Although, some people like to call the shots too much. Cancel culture is hot news, it shatters what we thought we knew about our favourite artists. In every annals of society, there are always people who live for gossip. The ones who crack open a cold one, corner you at the house party and talk your ear off about each perceived slight they’ve heard about. They love cancel culture, they’ll seek it out because having someone to attack always makes for a good story. This is an overseas example, but regardless a relevant one. I remember a little while ago, people we’re trying to cancel Halsey because she was publicly speaking about her experience of racism. People said she was out of touch, ridiculous, POC-baiting and “the whitest person alive who produces the whitest music alive.” But, there’s no ‘tea’ there, because Halsey has a place in the dialogue about racism. Because she’s biracial. Yes, I agree she’s definitely got the privilege of being white-passing, but she’s biracial nonetheless.  

This is where cancel culture goes the other way, cancelling and causing drama because it’s exciting to talk about isn’t productive either. It just makes for petty conversations in twitter feeds. We can safely say that cancelling without information, cancelling without opening up a dialogue, using cancelling as a weapon and cancelling for the sake of having something to cancel is ridiculous. Cancel culture has become toxic, but it’s principles are strong and have value in the broader conversation about our music scene.  

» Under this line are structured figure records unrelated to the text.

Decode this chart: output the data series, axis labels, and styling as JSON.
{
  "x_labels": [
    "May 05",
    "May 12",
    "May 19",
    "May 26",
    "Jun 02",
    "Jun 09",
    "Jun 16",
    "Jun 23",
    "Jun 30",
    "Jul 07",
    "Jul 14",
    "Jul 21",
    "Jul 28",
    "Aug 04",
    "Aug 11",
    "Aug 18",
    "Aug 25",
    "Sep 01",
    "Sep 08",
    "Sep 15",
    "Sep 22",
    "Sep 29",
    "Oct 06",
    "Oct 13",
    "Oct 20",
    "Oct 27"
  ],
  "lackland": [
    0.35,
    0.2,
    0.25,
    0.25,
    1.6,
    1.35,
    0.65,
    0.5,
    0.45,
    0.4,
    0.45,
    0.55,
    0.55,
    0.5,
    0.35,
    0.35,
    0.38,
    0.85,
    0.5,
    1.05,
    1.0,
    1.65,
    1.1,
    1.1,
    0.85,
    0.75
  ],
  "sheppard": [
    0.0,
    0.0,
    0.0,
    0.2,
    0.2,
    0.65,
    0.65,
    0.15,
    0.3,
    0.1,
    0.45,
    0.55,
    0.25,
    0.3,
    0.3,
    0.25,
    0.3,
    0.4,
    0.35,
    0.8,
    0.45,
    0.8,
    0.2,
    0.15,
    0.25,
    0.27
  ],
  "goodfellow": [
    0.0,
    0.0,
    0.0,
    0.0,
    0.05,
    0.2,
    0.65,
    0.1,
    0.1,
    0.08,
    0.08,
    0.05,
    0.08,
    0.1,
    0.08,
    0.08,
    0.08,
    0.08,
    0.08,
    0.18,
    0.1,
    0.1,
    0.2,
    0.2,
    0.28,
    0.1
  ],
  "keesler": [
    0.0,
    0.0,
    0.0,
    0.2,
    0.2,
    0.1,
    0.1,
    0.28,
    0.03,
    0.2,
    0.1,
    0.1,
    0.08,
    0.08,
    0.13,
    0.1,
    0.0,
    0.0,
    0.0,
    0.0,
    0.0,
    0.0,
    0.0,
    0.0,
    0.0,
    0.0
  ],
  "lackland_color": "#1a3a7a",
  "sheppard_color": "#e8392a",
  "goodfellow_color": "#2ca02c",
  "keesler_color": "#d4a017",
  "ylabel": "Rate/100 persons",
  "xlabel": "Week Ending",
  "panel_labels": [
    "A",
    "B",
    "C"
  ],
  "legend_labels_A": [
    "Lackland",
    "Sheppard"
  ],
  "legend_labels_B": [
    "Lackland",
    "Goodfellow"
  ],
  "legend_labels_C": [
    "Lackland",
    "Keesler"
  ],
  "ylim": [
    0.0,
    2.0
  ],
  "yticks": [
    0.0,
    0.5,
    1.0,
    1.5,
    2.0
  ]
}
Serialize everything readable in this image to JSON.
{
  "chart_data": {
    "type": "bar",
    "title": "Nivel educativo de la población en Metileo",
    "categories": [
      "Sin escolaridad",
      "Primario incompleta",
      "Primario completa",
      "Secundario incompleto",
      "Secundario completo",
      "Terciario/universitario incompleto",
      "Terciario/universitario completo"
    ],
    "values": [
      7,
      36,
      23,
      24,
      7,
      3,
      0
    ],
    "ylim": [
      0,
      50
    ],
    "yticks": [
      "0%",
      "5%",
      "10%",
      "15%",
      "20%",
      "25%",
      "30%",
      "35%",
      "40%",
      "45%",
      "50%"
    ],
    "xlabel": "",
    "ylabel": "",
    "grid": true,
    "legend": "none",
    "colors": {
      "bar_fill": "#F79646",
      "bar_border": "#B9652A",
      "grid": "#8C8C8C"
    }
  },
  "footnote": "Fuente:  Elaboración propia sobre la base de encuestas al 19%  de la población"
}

I think it can be better. I think we can use cancelling as a powerful tool to think critically about the actions of our favourite musicians. We all agree there is a standard and a code of conduct that everyone, and especially people with an audience, must uphold; when they break that we need to consider whether they deserve our support.  

I think that conversations controversial decisions in music can be had productively, instead of through a twitter war. When hearing about a controversy, be it through news, word of mouth or a meme group of your choosing, think critically about your response. Listen to those accusing and those accused, think rationally and cancel where cancelling is due. Sometimes it is, sometimes it isn’t. It’s easy to get sucked into the rip that is the bandwagon, I know. However, getting the information before you make your judgment helps to quell unneeded internet rage. Lashing out like you’re the Red Queen of Wonderland doesn’t contribute to a healthy discussion about conduct in music, it just makes for a lot of comment fights. Cancelling isn’t cancelled, but it is cautioned.